Spouse partner or fiancé visa UK – Evidence of divorce in the UK or divorce overseas – previous relationship ended how to evidence

Spouse partner or fiancé visa UK – Evidence of divorce in the UK or divorce overseas

Divorce from previous partner has to be evidence when applying for UK spouse, partner, or fiance visa. Many British citizens and those residing in the UK with permanent resident (Indefinite Leave to Remain) status, frequently have foreign spouses/partners whom they wish to bring to the UK to live together. For this to happen, the foreign spouse/partner would first need to apply for a spouse/partner visa and meet stringent Home Office criteria, supported with piles of specified evidence. When applying for family visa for the UK you need to pay careful attention to the ‘specified evidence’ required to prove each requirement for the visa application, as per the UK immigration rules.

If you wish to read more about the evidence of overseas marriage, we have a separate article on overseas marriage validity for UK family visa.

Evidence of divorce in the UK or overseas - spouse partner or fiance visa application for the UK

Evidence of divorce in the UK – UK spouse partner or fiance application

A divorce in England and Wales must be evidenced by either a decree absolute or a final order.

A divorce in Scotland must be evidenced by a decree of divorce.

A divorce in Northern Ireland must be evidenced by a decree absolute.

A civil partnership in the United Kingdom must be evidenced by a civil partnership certificate.

The dissolution of a civil partnership in the UK must be evidenced by a final order of civil partnership dissolution from a civil court.

Overseas divorce – evidence for UK spouse partner or fiance visa

This section deals with overseas divorce.

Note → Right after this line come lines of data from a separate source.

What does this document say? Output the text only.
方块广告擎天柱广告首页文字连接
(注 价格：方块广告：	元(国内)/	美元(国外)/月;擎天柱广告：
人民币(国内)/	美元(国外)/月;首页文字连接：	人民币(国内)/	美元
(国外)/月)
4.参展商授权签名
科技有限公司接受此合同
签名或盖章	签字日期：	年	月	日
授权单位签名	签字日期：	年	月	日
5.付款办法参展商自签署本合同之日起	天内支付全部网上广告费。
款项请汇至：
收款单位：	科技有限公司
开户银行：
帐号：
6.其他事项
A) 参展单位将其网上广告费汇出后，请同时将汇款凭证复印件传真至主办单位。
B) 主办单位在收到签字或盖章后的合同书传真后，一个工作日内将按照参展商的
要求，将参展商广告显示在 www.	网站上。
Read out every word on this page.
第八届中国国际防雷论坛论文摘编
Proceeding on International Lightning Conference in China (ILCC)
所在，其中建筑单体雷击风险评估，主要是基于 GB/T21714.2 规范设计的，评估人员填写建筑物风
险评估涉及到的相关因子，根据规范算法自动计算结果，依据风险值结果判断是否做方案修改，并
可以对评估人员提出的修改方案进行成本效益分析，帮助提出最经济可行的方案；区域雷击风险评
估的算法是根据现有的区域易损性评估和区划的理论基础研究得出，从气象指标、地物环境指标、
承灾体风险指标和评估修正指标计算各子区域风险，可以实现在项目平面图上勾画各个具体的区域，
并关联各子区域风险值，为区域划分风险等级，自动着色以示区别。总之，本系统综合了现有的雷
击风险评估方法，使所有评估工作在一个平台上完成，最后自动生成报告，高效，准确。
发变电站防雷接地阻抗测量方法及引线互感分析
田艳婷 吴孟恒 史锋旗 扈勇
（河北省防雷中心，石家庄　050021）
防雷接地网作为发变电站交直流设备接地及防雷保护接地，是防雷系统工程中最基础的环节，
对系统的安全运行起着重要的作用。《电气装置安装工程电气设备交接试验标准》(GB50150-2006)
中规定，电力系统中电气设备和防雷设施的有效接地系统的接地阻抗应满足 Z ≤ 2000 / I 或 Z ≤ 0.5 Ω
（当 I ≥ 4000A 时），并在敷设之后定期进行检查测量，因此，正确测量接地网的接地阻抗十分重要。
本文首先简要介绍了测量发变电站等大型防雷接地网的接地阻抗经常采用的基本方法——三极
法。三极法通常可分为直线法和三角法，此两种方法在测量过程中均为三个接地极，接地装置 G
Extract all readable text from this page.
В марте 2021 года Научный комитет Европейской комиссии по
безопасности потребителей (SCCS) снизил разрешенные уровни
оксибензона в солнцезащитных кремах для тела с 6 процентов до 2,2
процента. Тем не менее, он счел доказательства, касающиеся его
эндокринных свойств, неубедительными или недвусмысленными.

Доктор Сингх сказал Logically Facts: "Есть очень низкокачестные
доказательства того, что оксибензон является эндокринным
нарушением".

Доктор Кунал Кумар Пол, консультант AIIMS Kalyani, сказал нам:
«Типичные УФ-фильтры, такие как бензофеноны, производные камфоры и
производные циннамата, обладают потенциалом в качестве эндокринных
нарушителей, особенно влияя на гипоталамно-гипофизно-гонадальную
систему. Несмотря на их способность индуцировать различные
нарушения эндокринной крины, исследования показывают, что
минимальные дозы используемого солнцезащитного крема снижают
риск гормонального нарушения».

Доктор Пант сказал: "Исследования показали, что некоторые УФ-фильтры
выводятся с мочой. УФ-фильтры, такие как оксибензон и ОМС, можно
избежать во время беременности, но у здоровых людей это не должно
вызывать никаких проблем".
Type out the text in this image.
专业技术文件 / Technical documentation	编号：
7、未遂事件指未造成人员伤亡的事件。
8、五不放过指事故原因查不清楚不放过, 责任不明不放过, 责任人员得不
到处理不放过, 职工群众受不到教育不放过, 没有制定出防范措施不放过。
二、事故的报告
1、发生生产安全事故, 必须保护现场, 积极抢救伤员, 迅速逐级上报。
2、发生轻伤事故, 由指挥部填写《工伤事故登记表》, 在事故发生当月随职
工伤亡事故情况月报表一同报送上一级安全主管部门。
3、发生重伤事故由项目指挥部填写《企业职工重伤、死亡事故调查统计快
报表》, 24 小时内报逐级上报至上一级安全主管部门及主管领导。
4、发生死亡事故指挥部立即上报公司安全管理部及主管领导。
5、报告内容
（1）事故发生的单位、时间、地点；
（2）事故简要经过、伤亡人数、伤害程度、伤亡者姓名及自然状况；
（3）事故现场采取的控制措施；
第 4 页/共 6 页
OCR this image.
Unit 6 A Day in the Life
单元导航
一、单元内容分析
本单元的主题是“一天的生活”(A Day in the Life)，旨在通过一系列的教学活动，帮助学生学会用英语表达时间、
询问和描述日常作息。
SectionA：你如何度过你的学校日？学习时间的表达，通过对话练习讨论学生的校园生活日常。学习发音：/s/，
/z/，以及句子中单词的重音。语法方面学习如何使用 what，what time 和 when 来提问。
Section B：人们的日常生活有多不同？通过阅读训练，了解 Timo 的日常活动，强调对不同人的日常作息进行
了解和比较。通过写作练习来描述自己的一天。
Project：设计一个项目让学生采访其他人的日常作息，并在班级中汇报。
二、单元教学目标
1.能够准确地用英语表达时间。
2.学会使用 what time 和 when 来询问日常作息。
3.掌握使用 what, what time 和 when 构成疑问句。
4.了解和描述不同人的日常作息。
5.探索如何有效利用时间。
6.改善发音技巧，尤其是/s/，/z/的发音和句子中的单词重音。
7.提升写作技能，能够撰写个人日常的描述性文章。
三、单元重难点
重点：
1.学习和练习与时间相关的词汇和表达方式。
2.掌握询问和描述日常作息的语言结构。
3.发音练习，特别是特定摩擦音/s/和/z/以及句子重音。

In the UK immigration rules it is stipulated that marriages, civil partnerships or evidence of divorce or dissolution from outside the UK must be evidenced by a reasonable equivalent to the evidence detailed in UK immigration rules paragraphs for UK divorce, valid under the law in force in the relevant country.

The Recognition of Divorces and Legal Separations Act 1971 set out the criteria for the recognition in the UK of an overseas divorce where it was obtained by means of judicial or other proceedings, valid in the country where it was obtained and either spouse was habitually resident in that country or a national of that country. The Family Law Act 1986 instituted new provisions for the recognition of overseas divorces which took place on or after 4 April 1988.

An overseas divorce obtained by means of proceedings shall be recognised under section 46(1) of the Family Law Act 1986 if it is valid in the country in which it was obtained and at the relevant date either party was one of the following:

• habitually resident or domiciled in that country

• a national of that country

Overseas Divorce obtained other than by means of court
proceedings

An overseas divorce obtained other than by means of court proceedings shall be recognised under section 46(2) of the Family Law Act 1986 if the following apply:

  • it is valid in the country in which it was obtained
  • both parties were domiciled in that country or one was domiciled there and the
    other was domiciled in a country which recognised the divorce, at the relevant
    date
  • neither party had been habitually resident in the UK throughout the period of
    the year immediately preceding that date

The ‘relevant date’ means either the date on which proceedings were begun or, if there were no proceedings, the date on which the divorce was obtained.

Under section 49 of the 1986 act, in relation to a country comprising territories in which different systems of law are in force (for example, the United States of
America) certain modifications are made to the recognition of divorce under section 46 such that each territory should be treated as if it were a separate country.

Divorce in the Philippines

At present, it is only possible to obtain a divorce in the Philippines which allows both parties to re-marry if both parties are Muslims.

A decree of legal separation may be obtained in certain circumstances but this does not terminate the marriage. Article 41 of the Philippines Family Code allows for a person to re-marry if their spouse has been missing for 4 consecutive years (where there is a well-founded belief that the absent spouse is dead), or 2 years (if there is a danger of death in the circumstances prescribed in Article 391 of the Civil Code).

For a person to re-marry, they must institute a summary proceeding for a ‘declaration of presumptive death’. If the absent spouse at a later stage reappears and makes an ‘affidavit of reappearance’ the second marriage is automatically terminated (Article 42).

If a Filipino were to re-marry in the UK, it would normally be for the Registrar to decide whether to accept the declaration of presumptive death.

All applications for leave from Filipinos on the basis of marriage in the UK who were previously married should be treated with caution, especially where the Registrar was not aware of the previous marriage.